How to Easily Scrape Amazon with Ruby and Nokogiri

To create an exporter first create an “exporters” directory in your project’s root folder. Inside this “exporters” folder create a file called “products_json.yaml” with the following content:

exporter_name: products_json # Must be unique
exporter_type: json
collection: products
write_mode: pretty_array # can be `line`,`pretty`, `pretty_array`, or `array`
offset: 0 # offset to where the exported record will start from
order: desc # can be ascending `asc` or descending `desc`

Update your config.yaml file with this exporter location so that config.yaml looks like the following:

seeder:
 file: ./seeder/seeder.rb
Parsers:
 - page_type: listings
   file: ./parsers/listings.rb
 - page_type: products
   file: ./parsers/products.rb
exporters:
 - file: ./exporters/products_json.yaml

Commit this update to Git, push it to your remote Git repository and deploy once again. Check if the exporter is present with the following command:

$ datahen scraper exporter list amazon-tvs

After that, let’s start the exporter.

$ datahen scraper exporter start amazon-tvs products_json

This will return a hash with info about our exporter that should look like the following:

{
 "id": "c700cb749f4e45eeb53609927e45da89", # Export ID here
 "job_id": 852,
 "scraper_id": 21,
 "exporter_name": "products_json",
 "exporter_type": "json",
 "config": {
  "collection": "products",
  "exporter_name": "products_json",
  "exporter_type": "json",
  "offset": 0,
  "order": "desc",
  "write_mode": "pretty_array"
 },
 "status": "enqueued", # the status of the export
 "created_at": "2019-02-13T03:40:56.815979Z"
}

The first line is the “id” of the exporter. We can use this “id” to check the status of the exporter and then download it once it has finished.

$ datahen scraper export show c700cb749f4e45eeb53609927e45da89

And then to download:

$ datahen scraper export download c700cb749f4e45eeb53609927e45da89

This will automatically download a compressed file with your json data inside. You now should have a working scraper for getting television information from Amazon by category. Feel free to add try the scraper with your own categories. Just make sure to keep testing your parsers locally to see if they run into any errors in case there are subtle differences between categories.

Now we have completed the tutorial.
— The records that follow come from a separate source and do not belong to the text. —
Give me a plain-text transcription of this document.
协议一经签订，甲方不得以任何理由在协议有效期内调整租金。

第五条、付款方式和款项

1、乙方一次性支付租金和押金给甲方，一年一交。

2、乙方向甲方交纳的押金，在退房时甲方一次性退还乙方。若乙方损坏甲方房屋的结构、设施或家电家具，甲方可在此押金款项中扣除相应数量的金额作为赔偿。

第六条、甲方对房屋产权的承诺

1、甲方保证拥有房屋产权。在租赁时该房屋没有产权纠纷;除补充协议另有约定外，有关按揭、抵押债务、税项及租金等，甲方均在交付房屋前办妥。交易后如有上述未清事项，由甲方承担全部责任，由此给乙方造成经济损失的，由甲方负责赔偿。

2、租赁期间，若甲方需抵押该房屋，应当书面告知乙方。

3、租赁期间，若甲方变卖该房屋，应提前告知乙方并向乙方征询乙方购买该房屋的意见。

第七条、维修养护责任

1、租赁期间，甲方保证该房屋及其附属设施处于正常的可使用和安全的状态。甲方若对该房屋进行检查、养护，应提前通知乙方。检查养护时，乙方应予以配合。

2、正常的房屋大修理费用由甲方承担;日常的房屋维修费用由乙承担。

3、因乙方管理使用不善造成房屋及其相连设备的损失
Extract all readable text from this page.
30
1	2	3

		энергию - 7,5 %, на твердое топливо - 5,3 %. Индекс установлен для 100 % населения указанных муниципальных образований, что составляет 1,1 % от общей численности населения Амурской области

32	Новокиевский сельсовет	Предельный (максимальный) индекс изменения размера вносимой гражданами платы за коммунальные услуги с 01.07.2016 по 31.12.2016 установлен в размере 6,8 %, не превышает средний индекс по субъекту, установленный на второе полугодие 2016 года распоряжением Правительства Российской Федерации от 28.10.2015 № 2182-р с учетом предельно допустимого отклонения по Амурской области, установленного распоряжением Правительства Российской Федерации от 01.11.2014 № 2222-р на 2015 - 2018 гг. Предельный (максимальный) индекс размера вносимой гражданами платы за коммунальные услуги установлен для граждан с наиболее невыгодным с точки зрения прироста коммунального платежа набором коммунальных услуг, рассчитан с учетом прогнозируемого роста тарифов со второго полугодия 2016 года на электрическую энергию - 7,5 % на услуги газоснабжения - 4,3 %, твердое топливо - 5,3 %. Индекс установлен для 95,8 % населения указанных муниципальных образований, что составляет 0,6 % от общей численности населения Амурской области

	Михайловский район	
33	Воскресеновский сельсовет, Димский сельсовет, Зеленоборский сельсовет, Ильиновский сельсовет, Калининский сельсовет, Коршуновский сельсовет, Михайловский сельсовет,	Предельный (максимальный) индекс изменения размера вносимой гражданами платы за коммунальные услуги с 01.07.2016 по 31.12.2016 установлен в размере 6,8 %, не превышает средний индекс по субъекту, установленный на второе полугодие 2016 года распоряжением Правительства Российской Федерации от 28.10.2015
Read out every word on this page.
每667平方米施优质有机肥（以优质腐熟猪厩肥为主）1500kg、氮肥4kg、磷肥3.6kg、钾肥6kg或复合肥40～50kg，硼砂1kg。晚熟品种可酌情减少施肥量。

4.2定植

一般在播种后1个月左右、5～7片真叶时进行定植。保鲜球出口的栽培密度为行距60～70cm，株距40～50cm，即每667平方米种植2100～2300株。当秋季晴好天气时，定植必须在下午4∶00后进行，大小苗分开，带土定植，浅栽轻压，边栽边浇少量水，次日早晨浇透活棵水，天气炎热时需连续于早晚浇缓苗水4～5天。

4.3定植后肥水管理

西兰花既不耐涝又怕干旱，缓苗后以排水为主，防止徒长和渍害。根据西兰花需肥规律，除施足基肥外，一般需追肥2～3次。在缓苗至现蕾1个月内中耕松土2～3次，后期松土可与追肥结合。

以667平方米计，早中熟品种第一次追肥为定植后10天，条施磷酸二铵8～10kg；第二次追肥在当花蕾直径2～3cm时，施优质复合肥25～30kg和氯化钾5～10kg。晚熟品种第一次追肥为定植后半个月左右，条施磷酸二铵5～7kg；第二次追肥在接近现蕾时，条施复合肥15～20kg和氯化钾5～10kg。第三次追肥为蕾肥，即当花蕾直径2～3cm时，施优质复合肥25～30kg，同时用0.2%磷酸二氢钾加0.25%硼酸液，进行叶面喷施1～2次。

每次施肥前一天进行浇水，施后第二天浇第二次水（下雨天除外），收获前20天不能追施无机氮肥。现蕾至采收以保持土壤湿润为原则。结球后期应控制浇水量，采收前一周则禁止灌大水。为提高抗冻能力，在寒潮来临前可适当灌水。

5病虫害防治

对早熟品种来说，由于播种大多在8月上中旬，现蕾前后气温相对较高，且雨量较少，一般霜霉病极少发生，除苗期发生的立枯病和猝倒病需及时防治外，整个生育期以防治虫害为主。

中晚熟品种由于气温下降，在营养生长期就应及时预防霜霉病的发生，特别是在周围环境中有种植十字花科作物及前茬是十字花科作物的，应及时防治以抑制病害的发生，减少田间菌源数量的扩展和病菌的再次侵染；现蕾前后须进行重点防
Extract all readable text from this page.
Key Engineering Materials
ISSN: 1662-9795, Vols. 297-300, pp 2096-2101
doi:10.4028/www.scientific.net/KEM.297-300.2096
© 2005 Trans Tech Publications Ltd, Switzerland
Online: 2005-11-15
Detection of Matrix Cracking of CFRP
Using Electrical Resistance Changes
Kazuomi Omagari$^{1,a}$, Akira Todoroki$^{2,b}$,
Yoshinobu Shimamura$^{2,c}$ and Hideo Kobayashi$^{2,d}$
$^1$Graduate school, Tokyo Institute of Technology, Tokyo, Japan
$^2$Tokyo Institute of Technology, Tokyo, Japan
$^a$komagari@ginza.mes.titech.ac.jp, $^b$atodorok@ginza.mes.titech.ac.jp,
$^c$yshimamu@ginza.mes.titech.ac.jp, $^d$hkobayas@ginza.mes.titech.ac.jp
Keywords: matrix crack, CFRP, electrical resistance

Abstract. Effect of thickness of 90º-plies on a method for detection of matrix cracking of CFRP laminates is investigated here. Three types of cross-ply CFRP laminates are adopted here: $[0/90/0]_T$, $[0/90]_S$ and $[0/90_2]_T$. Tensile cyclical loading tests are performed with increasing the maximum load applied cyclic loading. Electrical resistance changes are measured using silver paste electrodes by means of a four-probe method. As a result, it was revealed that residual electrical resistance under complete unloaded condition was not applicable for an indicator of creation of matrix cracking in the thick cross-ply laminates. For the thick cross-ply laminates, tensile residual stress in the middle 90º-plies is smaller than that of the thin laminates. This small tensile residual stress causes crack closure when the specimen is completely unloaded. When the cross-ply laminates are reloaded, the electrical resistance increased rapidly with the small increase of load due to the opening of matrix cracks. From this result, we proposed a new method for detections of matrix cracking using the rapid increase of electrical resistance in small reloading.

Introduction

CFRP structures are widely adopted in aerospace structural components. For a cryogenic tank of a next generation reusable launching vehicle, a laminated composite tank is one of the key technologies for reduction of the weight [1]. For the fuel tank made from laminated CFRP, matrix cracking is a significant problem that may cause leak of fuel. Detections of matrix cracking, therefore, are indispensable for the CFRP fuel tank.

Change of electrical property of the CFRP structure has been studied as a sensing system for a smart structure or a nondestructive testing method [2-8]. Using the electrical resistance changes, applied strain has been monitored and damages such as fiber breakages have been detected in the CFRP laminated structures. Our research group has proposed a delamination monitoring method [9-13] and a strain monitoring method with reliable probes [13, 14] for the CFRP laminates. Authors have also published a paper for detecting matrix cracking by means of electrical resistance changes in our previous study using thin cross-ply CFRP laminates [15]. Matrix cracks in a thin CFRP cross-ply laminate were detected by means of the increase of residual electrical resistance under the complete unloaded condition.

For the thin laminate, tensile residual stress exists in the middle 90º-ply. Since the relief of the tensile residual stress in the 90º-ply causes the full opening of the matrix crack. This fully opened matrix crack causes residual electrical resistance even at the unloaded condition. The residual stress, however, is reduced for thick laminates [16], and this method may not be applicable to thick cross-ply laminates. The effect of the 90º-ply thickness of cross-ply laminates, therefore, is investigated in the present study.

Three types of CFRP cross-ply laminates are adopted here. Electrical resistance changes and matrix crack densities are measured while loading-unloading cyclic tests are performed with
This should give you a good idea of what DataHen is capable of and the power behind it. DataHen allows you to just focus on getting the data you need, in this case Amazon product data, instead of having to worry about the intricacies of scraping an unfriendly to scrapers website such as Amazon.com. We only did two Amazon categories, but you can scale this up to as many as you want and do it in an easy way using DataHen. This tutorial should also have been helpful in guiding you on how to use Ruby and Nokogiri to extract this specific data. You should now be able to create your own scraper for whatever site you want and use this tutorial as a reference.